Book Review: Yoyo By Subo
By Tyler Austin
The older we get the more blind we become.
As we grow older and become more and more engrossed with the demands of life, the less we seem to notice in our everyday. We get so consumed with everything going on around us that we forget to take a step back and see the roses that rest right below us. In his recent book, Yoyo, renowned photographer Subo cautions us to remember “the path is endless, no need for haste.”
We overlook things that are directly in front of us, objects and scenes that on the surface don’t appear noteworthy. Well finally, the underappreciated art that we interact with on a regular basis is given a spotlight under the lens of Subo’s camera.
”When we look at our environment we hardly ever look at our nose” Subo says in an interview that concludes his book. “Noses have been taken for granted for a long time and are never paid any attention. But they are always there. What beauty is inherent in the seemingly small and insignificant?”
The book is filled with images of the everyday, each of which plays with a different photographic element: color contrast, foreground, focus, framing etc. Every now and then we’re gifted with an image that veers from the suspected norm, like a lounging peacock in a field or the pointed glass shards of a broken window.

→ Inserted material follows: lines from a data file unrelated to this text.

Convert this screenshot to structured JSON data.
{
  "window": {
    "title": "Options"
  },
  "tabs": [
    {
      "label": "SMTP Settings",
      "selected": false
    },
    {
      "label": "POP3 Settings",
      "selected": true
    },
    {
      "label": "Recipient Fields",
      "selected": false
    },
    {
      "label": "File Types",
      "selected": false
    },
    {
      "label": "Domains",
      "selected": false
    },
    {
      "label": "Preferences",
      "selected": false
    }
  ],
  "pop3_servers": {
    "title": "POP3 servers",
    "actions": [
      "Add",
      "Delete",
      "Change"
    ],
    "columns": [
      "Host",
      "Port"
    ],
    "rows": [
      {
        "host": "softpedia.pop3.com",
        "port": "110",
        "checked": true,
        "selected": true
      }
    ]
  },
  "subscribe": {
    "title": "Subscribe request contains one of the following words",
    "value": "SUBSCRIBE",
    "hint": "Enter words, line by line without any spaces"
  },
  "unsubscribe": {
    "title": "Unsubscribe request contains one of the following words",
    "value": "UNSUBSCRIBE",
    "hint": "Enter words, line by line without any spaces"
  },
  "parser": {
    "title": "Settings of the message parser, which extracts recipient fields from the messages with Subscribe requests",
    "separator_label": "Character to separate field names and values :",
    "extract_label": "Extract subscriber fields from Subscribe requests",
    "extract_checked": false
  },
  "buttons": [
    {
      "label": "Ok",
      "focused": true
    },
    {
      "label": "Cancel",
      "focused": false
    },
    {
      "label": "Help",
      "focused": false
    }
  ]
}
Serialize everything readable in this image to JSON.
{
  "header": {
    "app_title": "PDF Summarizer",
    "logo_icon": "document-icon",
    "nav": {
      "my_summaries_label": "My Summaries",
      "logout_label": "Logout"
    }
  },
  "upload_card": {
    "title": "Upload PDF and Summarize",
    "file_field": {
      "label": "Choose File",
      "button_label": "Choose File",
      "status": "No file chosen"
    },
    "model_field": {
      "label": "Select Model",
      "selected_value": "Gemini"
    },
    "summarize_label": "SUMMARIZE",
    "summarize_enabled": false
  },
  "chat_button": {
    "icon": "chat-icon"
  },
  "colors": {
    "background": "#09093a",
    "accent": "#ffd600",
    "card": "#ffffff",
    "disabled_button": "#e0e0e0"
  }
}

Every spread within the book has an image that is either complemented with a blank page or another seemingly unrelated image. When asked what the connection between the images might be Subo replied, “for me these photographs are like words, whose deeper meaning is only revealed in their relation to one another.”
Yoyo is a book that reminds us that there is everlasting beauty in the everyday: the looming shadows of a plant against the walls of a house, the crystallized shards of glass in a shattered window or the sharp reflection of trees in a still puddle. It’s important to stop and smell the roses as we get consumed by all that life asks of us and Subo’s oyo is a perfect reminder of how beautiful they can be.